1. O que têm em comum a origem do assado de carne suína e os Juizados Federais?
Muitos provavelmente já leram ou pelo menos ouviram falar da "fábula dos porcos assados". A sua autoria é incerta, porém é um texto realmente intrigante e que pode ser obtido facilmente por meio da internet. Diz ele, em resumo, que certa vez uma floresta foi acidentalmente incendiada. Quando os moradores daquela região conseguiram dominar o fogo, notaram que havia entre as cinzas alguns porcos completamente assados. Foi então que se descobriu a verdadeira delícia que era aquela carne, até então servida crua.
A partir daquele momento, "logicamente", toda vez que se pretendia saborear um porco assado, tocava-se fogo na floresta. Com o passar do tempo e o conseqüente aumento da demanda, foi necessário aprimorar as técnicas de ignição e, principalmente, de controle dos suínos – que, como se sabe, são animais arredios por natureza e não se lançam ao fogo tão facilmente.
Então o "sistema" teve que ser "aperfeiçoado". Diversos profissionais foram treinados (inclusive em Universidades estrangeiras). Criaram-se áreas de atuação específicas e, consequentemente, toda uma estrutura burocrática, que ao longo do tempo foi aumentada para gerir de forma mais "eficiente" todo o procedimento de assadura dos porcos.
Porém não tardou a que problemas surgissem, pois o "sistema" não dava mais conta da demanda, exponencialmente crescente. E havia sempre alguém a declarar que ele estava à beira da falência. Promoviam-se seminários, congressos e "audiências públicas", com a participação dos mais notáveis especialistas. Novas idéias surgiam e mudanças eram realizadas. Mas os problemas não só persistiam como aumentavam.
Um cidadão, cujo nome era João Bom-Senso, por fim resolveu dar a sua colaboração e encaminhou-se ao "Diretor Geral de Assamento" afirmando que o problema todo se resolveria a partir de uma prática muito simples. Ao invés de queimar a floresta, bastava matar o porco, limpá-lo e assá-lo, colocando-o sobre uma grelha acima de uma fogueira previamente preparada.
Embora aquele alto burocrata tivesse reconhecido a logicidade da idéia, ele concluiu que ela não funcionaria "na prática", pois não se previa solução para outro problema que surgiria em face da sua aplicação: o que se faria com todo o "sistema" (que se criou, evidentemente, a partir de uma concepção absolutamente equivocada do problema original?).

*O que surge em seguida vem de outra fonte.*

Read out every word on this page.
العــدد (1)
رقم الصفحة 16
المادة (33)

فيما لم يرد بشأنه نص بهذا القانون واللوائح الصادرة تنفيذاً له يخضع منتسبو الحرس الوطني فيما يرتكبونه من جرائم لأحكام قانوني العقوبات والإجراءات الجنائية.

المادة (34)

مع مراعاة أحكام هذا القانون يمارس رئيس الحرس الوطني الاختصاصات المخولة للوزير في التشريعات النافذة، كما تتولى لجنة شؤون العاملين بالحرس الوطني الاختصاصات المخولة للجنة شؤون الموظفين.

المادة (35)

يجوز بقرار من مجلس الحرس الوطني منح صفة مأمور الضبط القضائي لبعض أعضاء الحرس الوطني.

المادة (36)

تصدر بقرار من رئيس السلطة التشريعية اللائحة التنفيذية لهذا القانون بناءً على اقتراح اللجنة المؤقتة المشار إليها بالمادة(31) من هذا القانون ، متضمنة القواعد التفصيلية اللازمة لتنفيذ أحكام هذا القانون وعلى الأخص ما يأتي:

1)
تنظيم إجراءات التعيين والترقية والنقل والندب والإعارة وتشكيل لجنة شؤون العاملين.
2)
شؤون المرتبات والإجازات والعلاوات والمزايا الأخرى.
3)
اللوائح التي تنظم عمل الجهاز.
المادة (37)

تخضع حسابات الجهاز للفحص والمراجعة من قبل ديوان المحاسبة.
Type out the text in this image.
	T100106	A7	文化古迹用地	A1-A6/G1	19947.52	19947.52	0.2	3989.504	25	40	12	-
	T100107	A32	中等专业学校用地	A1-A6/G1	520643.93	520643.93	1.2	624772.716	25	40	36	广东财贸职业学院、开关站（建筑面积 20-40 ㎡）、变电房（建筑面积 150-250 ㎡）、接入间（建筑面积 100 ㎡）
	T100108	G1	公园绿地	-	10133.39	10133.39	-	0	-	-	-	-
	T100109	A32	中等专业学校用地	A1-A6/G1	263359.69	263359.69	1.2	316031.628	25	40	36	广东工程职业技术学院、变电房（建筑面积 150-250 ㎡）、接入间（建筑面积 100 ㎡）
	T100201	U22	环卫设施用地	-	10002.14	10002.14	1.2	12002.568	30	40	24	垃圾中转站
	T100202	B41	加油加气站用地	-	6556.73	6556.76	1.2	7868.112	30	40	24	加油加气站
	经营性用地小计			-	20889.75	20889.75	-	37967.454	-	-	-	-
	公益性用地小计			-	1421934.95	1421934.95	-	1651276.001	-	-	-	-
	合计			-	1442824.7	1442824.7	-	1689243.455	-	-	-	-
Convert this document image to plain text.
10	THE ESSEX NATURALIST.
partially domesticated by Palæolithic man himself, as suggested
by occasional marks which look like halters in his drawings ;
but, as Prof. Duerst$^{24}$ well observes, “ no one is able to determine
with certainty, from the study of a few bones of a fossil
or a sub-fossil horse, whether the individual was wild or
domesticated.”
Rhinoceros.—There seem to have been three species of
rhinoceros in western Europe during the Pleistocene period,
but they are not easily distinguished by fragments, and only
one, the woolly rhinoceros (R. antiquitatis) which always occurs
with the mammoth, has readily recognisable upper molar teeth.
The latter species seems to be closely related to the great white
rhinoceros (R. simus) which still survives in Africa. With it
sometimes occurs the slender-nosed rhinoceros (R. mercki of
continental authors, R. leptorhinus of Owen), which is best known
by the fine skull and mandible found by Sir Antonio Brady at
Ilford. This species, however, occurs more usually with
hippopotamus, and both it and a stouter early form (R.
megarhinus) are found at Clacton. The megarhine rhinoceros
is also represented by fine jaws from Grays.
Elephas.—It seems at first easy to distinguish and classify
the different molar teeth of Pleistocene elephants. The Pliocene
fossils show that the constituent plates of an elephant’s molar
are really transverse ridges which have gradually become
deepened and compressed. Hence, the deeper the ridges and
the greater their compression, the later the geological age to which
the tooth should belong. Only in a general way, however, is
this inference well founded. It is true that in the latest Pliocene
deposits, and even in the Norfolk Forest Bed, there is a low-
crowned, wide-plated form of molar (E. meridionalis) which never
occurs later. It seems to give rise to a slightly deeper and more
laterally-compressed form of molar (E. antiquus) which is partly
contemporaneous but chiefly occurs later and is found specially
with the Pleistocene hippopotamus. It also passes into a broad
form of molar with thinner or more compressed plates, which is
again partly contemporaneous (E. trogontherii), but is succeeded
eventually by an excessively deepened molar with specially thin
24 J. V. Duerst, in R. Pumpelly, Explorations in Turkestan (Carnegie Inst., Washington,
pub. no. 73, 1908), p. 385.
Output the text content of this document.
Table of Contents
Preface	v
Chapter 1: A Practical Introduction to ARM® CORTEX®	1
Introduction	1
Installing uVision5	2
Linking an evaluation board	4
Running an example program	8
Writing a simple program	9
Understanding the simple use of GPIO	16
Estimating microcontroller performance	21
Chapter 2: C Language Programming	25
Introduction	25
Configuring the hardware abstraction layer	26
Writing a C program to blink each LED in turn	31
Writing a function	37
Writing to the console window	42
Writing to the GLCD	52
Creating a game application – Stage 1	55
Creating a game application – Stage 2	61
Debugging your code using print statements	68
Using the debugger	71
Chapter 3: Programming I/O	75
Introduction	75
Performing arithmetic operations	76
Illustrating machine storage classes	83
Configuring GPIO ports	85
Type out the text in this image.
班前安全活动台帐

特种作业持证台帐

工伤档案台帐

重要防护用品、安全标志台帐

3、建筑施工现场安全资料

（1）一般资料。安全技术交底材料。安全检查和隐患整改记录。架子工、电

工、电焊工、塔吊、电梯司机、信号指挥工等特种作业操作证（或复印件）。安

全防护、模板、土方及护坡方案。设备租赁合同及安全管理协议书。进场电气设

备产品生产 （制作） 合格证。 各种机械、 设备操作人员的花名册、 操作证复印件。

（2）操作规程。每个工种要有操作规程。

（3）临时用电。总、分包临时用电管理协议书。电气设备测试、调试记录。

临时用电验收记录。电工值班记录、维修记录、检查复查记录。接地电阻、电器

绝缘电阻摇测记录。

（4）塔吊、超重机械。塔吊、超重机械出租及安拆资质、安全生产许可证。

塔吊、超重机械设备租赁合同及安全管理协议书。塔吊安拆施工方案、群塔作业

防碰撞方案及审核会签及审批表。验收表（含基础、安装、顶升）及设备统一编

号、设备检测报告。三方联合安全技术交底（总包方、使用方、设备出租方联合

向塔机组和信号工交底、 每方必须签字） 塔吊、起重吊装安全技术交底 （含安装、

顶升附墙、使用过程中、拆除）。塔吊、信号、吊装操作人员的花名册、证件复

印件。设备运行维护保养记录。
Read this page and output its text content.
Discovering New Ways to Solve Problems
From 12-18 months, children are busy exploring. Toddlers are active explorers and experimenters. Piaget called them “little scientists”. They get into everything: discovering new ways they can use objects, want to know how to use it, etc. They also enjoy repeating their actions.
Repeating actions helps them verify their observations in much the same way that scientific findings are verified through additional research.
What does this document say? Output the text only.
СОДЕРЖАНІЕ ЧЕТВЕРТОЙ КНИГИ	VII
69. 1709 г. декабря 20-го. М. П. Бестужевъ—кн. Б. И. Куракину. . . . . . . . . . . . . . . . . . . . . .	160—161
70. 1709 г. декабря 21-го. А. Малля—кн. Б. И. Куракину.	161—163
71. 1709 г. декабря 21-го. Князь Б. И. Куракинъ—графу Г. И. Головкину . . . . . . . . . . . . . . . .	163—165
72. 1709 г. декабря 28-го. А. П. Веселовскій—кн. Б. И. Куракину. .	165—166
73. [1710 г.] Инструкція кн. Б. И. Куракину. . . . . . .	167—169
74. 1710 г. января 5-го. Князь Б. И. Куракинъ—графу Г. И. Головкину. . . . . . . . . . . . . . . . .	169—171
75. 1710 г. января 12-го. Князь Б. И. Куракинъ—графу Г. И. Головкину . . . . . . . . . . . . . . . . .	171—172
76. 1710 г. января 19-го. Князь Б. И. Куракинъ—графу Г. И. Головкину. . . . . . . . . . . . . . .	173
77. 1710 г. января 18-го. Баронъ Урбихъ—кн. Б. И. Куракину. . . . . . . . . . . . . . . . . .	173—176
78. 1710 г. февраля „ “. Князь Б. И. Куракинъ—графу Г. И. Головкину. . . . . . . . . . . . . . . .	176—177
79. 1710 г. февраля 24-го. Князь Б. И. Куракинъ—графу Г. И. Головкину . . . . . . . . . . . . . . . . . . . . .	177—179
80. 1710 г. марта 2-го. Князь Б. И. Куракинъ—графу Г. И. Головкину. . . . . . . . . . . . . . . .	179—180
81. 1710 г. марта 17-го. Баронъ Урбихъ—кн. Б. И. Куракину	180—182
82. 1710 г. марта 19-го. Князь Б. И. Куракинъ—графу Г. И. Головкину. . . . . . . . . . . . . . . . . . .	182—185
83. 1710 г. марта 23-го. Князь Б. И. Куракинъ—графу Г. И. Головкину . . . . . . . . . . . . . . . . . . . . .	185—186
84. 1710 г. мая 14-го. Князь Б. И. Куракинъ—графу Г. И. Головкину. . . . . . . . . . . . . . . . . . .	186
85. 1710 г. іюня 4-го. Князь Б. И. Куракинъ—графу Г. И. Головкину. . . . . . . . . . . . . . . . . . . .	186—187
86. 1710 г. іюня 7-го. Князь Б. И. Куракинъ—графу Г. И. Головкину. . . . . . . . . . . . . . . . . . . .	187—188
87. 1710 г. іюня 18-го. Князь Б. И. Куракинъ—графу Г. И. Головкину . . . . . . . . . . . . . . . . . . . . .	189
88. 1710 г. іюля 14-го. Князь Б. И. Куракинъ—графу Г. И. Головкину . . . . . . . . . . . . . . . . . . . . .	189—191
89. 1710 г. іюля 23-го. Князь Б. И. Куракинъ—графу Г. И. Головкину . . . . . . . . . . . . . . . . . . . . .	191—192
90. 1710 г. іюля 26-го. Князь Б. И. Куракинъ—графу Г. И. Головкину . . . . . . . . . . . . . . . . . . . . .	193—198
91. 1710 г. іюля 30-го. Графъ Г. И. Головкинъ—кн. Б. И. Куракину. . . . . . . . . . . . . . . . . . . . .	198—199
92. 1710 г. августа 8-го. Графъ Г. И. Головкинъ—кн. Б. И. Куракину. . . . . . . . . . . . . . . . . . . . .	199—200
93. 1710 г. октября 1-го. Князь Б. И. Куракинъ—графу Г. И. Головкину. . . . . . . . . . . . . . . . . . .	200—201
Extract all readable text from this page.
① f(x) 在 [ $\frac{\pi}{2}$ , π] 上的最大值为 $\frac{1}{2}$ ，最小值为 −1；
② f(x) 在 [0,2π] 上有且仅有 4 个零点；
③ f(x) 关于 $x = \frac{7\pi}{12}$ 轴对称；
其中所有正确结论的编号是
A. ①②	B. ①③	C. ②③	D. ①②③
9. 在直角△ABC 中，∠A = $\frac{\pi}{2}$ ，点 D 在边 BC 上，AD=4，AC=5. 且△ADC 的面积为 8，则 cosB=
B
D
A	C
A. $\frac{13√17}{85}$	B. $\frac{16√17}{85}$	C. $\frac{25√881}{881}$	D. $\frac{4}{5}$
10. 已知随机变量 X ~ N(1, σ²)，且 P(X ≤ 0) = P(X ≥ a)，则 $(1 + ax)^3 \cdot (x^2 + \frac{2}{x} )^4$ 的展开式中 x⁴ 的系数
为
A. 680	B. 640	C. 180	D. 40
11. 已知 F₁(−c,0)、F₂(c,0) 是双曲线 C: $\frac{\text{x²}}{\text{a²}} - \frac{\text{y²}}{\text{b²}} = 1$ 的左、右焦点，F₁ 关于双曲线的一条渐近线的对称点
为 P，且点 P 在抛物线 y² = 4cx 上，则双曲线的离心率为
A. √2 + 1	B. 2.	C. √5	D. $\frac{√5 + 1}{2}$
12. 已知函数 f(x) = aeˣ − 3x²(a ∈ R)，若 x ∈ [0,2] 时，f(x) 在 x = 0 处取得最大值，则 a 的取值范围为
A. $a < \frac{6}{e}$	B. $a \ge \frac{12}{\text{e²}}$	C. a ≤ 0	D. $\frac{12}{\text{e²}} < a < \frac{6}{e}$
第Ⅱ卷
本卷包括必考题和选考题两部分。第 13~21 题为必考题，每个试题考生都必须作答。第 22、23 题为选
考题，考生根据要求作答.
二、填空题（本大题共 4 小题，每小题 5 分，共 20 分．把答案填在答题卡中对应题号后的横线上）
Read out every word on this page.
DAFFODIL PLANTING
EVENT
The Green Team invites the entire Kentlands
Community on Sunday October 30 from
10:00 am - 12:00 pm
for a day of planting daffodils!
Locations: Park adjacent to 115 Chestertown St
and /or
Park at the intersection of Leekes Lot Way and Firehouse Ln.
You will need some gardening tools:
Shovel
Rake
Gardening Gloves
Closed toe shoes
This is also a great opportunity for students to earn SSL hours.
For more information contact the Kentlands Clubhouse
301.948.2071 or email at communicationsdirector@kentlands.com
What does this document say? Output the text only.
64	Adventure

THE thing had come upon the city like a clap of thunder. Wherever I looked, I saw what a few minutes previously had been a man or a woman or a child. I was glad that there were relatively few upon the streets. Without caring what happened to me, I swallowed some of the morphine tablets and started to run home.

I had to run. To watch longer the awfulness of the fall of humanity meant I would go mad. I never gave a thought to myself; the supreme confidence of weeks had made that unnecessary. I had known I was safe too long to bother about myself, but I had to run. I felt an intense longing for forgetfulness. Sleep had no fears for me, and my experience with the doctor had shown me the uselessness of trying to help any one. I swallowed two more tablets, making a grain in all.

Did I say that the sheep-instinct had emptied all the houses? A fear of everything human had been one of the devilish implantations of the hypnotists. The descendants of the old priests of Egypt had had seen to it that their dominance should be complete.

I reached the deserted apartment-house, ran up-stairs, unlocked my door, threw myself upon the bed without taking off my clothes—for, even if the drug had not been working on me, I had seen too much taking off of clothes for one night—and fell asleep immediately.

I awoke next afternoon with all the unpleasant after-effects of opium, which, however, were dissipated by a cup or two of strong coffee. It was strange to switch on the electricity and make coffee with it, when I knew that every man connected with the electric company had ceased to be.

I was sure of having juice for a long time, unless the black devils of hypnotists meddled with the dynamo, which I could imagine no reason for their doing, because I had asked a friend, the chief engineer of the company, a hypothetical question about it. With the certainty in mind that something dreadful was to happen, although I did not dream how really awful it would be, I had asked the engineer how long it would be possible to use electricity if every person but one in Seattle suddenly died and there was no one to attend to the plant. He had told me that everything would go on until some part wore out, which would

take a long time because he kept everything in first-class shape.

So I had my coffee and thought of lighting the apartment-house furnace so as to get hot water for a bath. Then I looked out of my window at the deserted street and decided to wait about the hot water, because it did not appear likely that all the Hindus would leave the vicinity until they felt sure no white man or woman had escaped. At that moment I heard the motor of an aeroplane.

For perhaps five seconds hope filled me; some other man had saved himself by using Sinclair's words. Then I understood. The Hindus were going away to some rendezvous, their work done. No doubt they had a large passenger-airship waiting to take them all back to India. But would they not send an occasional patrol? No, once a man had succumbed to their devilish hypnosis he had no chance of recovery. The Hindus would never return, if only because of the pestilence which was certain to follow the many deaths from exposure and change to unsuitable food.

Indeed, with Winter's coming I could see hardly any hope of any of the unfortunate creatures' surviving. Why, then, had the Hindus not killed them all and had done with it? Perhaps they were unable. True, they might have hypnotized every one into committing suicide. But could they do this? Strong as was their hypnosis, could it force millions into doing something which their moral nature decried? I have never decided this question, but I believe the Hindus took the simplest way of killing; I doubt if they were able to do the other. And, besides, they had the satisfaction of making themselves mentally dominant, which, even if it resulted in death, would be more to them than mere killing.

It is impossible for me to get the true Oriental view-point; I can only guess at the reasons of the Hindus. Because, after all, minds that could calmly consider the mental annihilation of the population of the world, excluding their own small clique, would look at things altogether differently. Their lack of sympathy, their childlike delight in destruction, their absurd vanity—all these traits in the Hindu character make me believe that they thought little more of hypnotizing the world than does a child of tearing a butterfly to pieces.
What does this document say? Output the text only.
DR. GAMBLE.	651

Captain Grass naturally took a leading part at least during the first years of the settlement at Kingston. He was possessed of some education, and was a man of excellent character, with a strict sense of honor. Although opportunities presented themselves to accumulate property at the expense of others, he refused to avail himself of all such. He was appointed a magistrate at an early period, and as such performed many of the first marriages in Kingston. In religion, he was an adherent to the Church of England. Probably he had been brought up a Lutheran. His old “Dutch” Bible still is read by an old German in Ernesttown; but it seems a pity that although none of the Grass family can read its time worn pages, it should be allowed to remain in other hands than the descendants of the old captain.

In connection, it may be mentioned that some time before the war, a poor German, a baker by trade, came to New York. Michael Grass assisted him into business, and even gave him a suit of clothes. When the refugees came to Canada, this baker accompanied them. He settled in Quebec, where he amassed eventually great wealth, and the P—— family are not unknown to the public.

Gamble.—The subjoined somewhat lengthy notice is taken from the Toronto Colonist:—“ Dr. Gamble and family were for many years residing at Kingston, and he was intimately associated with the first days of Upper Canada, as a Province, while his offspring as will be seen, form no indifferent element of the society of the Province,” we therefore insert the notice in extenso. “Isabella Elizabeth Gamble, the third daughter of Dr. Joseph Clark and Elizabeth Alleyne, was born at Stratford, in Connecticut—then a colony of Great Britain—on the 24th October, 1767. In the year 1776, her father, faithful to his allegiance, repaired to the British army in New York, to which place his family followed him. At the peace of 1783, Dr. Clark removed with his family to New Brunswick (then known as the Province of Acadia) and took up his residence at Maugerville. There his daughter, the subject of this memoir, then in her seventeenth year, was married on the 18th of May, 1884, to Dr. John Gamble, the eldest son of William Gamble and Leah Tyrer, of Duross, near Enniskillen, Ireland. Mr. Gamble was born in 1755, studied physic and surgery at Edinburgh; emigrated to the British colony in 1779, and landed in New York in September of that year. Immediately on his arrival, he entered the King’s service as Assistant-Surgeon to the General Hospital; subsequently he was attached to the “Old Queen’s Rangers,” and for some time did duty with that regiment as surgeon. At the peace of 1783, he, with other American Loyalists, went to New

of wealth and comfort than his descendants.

Não é preciso dizer que ele foi convencido pelo Diretor a abandonar as suas teorias, pois até mesmo poderia vir a enfrentar problemas na sua promissora "carreira" de "acendedor de bosques".
Vez por outra volto a ler esta estória e a encaminho para outros juízes. E a cada nova leitura ainda mais me convenço de que ela, sem que o seu autor ao menos imaginasse, tornou-se uma caricatura do que é hoje em dia o sistema federal de Justiça, especialmente os Juizados Especiais Federais (JEF’s) especializados em questões previdenciárias.
A meu ver (tentarei explicar o meu ponto de vista com mais profundidade adiante, a partir de um exemplo prático), a proliferação sempre insuficiente destes Juizados decorre de uma concepção originariamente equivocada de atuação Judicial e que tem contribuído para tornar toda a administração pública ineficiente.
2. Cada um deveria resolver os seus próprios problemas (o caso Viktor Navorski)
O que aconteceria hoje se uma mãe, que se considerasse dependente do filho falecido, resolvesse requerer ao INSS a fruição do benefício de pensão em função da sua morte? Se a Lei fosse efetivamente aplicada pela Autarquia Previdenciária, os seus agentes, inicialmente, inquiririam algumas testemunhas arroladas, nos termos do artigo 108 da Lei n. 8.213/1991 (Mediante justificação processada perante a Previdência Social, observado o disposto no § 3º do art. 55 e na forma estabelecida no Regulamento, poderá ser suprida a falta de documento ou provado ato do interesse de beneficiário ou empresa, salvo no que se refere a registro público).
Em seguida, profeririam uma decisão, confirmando ou não o fato da efetiva dependência. Se ela fosse favorável à beneficiária, ela passaria a receber, a partir da data de entrada do requerimento, o benefício respectivo. Se não, o requerimento seria indeferido e então o acesso ao Judiciário estaria livre, já que, a partir de então, haveria lesão a direito.
Porém, o magistrado, ao decidir a causa, faria a análise do procedimento administrativo para primeiro emitir um juízo acerca da sua validade: a pretensa dependente teve a ampla oportunidade de produzir a prova da sua alegação? Se sim, então ele estaria apto a produzir um segundo juízo a respeito do próprio mérito da pretensão, a partir da resposta à seguinte indagação: de acordo com as provas produzidas no processo administrativo, ela comprovou a alegada dependência econômica?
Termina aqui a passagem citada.